Google discovers Russian ads on its platforms during 2016 US election: Report
San Francisco: After Facebook and Twitter admitting the presence of Russian operatives on their platforms to influence the 2016 US presidential election, Google has reportedly discovered that millions were spent on ads by Russian agents who aimed to spread disinformation across Google’s platforms, including YouTube.
According to a report in The Washington Post on Monday, “the ads by Russian agents aimed to spread disinformation across Google’s many products, which include YouTube, as well as advertising associated with Google search, Gmail, and the company’s DoubleClick ad network”.
Google was yet to comment on this, the report added.
The advertisements, said the report, do not appear to be from the same troll groups that bought ads on Facebook and could be part of a much broader effort to meddle with the US election.
Facebook and Twitter will appear before the US Congress to testify to Russian interference during the 2016 US election while Google was yet to confirm its appearance.
The three companies have been asked to testify before the Senate Intelligence Committee hearing on November 1.

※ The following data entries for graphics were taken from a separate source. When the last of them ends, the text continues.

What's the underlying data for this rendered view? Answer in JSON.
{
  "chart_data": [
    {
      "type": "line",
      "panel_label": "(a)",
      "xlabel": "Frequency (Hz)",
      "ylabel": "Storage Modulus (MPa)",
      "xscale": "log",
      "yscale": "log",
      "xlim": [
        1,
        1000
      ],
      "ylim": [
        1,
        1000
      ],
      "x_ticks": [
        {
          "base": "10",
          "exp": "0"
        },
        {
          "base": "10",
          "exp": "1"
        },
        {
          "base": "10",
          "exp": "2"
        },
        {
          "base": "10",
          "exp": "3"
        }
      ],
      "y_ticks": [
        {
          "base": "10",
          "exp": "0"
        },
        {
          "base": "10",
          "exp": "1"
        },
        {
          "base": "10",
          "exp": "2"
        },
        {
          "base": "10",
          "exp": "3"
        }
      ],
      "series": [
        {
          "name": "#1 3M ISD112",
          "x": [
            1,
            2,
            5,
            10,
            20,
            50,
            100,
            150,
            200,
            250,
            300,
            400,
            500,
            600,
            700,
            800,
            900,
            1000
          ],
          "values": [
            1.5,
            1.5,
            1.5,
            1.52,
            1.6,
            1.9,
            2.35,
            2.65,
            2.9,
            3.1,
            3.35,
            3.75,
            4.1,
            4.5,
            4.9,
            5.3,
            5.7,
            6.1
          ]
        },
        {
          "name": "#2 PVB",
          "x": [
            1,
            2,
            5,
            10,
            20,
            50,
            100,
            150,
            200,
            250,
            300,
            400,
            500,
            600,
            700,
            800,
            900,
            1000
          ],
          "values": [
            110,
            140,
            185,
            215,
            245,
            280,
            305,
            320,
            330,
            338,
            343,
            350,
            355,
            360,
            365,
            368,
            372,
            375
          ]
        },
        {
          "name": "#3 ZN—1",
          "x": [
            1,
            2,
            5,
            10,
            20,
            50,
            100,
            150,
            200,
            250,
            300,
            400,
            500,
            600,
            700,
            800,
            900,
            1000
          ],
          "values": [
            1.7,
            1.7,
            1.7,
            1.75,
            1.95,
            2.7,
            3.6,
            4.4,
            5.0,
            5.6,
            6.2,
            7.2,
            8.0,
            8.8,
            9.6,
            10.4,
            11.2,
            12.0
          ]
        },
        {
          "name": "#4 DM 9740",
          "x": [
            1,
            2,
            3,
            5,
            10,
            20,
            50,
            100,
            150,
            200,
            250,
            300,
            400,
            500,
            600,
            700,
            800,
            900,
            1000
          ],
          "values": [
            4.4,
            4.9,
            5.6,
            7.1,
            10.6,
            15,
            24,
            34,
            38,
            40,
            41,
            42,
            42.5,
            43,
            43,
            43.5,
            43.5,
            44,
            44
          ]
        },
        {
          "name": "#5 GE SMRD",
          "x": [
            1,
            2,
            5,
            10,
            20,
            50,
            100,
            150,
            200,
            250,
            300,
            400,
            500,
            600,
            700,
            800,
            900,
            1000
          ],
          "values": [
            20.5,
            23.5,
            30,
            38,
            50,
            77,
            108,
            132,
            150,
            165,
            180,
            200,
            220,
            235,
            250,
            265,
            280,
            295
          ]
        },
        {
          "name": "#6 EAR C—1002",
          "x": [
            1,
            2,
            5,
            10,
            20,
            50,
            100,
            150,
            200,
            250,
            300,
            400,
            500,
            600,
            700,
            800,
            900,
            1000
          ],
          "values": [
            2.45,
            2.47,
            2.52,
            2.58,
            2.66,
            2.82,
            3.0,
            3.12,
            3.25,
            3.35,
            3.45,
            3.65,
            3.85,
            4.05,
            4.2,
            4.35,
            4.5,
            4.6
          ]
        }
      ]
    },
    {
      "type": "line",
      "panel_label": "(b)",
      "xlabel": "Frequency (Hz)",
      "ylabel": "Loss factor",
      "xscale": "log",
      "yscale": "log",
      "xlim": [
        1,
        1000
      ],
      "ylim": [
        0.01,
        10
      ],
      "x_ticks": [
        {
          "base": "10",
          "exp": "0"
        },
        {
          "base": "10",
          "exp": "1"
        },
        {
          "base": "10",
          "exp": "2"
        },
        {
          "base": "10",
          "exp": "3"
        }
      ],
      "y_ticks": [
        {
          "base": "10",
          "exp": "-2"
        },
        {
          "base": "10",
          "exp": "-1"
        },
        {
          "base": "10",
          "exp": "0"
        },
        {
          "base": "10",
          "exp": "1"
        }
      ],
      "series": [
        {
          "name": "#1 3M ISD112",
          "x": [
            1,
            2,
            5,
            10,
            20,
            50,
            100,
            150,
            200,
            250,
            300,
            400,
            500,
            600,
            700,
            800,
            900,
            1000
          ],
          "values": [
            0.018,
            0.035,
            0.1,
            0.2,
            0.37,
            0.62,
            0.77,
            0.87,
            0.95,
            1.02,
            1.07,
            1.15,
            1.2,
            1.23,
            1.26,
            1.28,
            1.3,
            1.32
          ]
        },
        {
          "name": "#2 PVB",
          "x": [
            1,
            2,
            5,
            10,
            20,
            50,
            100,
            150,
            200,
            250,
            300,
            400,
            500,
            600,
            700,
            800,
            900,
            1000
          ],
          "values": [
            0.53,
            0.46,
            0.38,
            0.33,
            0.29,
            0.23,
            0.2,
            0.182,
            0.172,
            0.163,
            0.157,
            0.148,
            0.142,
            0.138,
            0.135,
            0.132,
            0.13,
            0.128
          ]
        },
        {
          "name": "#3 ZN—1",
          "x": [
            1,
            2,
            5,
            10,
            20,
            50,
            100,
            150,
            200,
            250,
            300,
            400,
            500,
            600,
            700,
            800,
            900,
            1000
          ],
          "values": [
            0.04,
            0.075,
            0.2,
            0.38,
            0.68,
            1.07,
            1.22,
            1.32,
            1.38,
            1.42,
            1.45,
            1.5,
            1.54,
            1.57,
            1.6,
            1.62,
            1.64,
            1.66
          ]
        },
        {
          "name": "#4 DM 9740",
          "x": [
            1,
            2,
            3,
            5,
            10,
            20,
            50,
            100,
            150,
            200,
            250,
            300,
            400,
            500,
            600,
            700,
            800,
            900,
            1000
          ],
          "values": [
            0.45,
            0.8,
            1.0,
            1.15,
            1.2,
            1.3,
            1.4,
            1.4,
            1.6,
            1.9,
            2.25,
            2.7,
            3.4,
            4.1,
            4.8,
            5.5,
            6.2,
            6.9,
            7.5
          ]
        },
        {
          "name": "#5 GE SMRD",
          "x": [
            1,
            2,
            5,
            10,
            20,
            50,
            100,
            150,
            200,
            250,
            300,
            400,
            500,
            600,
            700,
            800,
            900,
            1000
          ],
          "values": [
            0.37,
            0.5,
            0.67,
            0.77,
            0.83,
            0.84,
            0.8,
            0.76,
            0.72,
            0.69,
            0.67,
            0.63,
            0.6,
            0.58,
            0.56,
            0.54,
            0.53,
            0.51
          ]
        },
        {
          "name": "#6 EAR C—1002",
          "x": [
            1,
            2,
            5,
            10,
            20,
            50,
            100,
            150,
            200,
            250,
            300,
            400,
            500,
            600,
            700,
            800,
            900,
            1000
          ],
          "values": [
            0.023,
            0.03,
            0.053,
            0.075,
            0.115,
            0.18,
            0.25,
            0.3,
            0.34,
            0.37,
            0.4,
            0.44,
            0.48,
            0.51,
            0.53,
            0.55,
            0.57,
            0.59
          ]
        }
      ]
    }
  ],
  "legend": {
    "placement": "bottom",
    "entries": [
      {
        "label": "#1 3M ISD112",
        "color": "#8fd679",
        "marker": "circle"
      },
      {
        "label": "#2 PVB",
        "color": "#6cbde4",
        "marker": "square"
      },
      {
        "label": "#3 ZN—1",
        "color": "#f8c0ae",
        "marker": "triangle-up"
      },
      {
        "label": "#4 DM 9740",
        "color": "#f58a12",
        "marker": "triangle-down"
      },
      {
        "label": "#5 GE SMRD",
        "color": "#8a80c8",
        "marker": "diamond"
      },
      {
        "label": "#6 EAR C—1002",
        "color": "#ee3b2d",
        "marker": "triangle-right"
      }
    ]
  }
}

An estimated 10 million people in the US saw the Russian ads that were present on Facebook during the 2016 presidential election, the social media giant has revealed, while handing over nearly 3,000 Russian political ads worth $100,000 to the US Congress.
Twitter has also announced that it deleted over 200 fake Russian accounts and identified Russia Today of buying ads targeted at American users’ accounts.
“Google is conducting a broad internal investigation to determine whether Russian-linked entities used its ads or services to try to manipulate voters ahead of the US election,” media reports said.